Subuser concept
The subuser concept copes with use cases where a profile has to be inherited from one user (main user) and assigned to another user (subuser/deputy). The inherited profile allows the subuser to use, for instance, all applications the main user is authorized for. Every user can appoint its own subusers.
Once a subuser has been appointed, the subuser will have the choice to work with his own user profiles or with the profile inherited from the main user. This choice is made during the login process.
To enable the subuser feature, see the chapter Client policy, configuration parameter "gui.deputy.enabled". By default, the feature is disabled. From a more technical point of view, the inherited profile and the subuser entity are mapped via a so-called appointed (deputy) profile on the subuser entity. It acts as intermediary and has limited functionality compared to a common profile.
The subuser concept has the following characteristics:
- Only the name, remarks, state and default flag of an appointed profile can be changed. An appointed profile is assigned to the same unit as the original profile of the main user.

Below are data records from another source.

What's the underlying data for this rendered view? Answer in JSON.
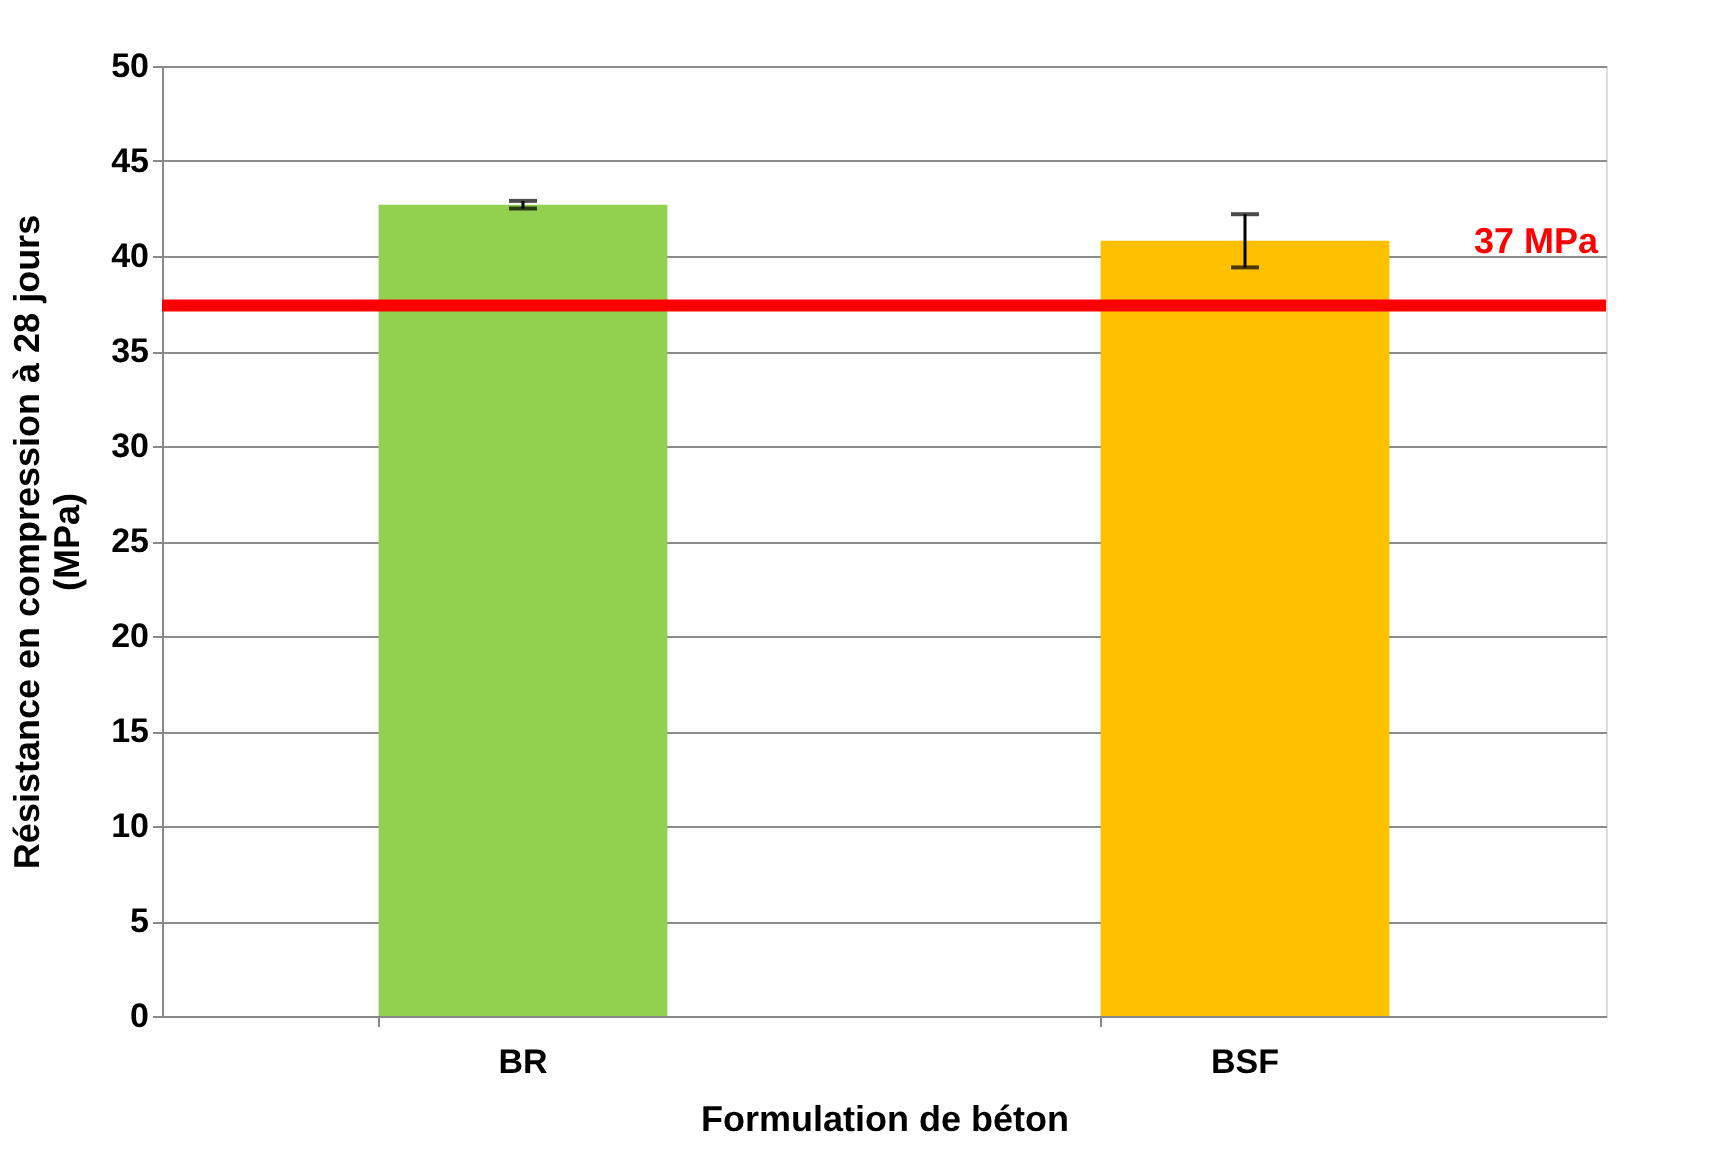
{
  "chart_data": {
    "type": "bar",
    "xlabel": "Formulation de béton",
    "ylabel": "Résistance en compression à 28 jours\n(MPa)",
    "categories": [
      "BR",
      "BSF"
    ],
    "values": [
      42.7,
      40.8
    ],
    "colors": [
      "#92d050",
      "#ffc000"
    ],
    "errors": [
      0.2,
      1.4
    ],
    "ylim": [
      0,
      50
    ],
    "yticks": [
      0,
      5,
      10,
      15,
      20,
      25,
      30,
      35,
      40,
      45,
      50
    ],
    "grid": "y",
    "ref_lines": [
      {
        "axis": "y",
        "value": 37.4,
        "label": "37 MPa",
        "color": "#ff0000"
      }
    ]
  }
}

Therefore, an appointed profile can remain active even if the original profile of the main user is deactivated (due to inactivity). However, if the original profile is archived or deleted, the appointed profile is deleted.
- Application roles and enterprise roles are inherited from the original profile of the main user. nevisIDM roles are not inherited.

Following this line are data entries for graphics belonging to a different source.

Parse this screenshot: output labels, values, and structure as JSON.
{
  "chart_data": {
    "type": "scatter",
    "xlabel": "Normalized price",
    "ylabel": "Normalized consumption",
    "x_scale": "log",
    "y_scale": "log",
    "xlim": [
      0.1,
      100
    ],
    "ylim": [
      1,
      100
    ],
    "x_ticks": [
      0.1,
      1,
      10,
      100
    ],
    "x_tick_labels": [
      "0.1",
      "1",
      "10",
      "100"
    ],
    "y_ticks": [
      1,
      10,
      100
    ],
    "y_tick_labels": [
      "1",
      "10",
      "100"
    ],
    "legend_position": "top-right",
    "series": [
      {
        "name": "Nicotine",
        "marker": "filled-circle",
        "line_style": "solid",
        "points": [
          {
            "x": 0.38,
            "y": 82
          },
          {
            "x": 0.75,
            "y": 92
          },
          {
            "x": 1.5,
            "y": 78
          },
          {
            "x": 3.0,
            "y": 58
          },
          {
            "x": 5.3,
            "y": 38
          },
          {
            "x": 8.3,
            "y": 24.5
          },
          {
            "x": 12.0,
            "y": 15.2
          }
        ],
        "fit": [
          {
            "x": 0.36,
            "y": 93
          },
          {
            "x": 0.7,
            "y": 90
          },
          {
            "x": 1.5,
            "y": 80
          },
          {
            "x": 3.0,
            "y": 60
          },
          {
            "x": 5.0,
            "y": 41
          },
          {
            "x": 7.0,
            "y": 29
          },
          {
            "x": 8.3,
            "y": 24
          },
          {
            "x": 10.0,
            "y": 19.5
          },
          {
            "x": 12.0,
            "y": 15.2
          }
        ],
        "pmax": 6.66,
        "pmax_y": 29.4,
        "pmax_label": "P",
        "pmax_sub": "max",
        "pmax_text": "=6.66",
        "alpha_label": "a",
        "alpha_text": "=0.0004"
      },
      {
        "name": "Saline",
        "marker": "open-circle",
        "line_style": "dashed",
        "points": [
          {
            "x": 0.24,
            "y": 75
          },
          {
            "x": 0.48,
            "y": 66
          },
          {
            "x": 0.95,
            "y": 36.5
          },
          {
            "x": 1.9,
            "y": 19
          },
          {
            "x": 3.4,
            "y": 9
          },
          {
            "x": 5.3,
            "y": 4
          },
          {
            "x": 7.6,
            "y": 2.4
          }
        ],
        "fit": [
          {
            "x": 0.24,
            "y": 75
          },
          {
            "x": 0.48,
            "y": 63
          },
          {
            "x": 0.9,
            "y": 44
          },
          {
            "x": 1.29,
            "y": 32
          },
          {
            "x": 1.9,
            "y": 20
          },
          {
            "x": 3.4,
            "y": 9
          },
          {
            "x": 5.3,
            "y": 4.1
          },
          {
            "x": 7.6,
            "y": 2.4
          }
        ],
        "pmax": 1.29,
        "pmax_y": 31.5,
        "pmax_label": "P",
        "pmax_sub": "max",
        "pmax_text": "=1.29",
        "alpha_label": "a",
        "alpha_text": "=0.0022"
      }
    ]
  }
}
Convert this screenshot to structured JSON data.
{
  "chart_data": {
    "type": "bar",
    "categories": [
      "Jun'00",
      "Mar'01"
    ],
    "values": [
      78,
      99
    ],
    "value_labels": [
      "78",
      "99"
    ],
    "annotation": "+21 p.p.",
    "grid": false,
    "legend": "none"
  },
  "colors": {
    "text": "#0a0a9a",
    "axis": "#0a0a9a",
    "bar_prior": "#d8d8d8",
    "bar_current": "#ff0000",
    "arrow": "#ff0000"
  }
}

- The main user can revoke the subuser/deputy at any time.
- Multiple subusers can be nominated for the same profile.
Subusers/deputies can be appointed in the selfadmin GUI or by using the Self-adminService (since v1.14) with SelfAdmin rights only.
Subusers/deputies can also be appointed in the admin GUI by going to the User Administration view and selecting the profile. The 'Appoint deputy' button can be found on the bottom of the Profile Administration view.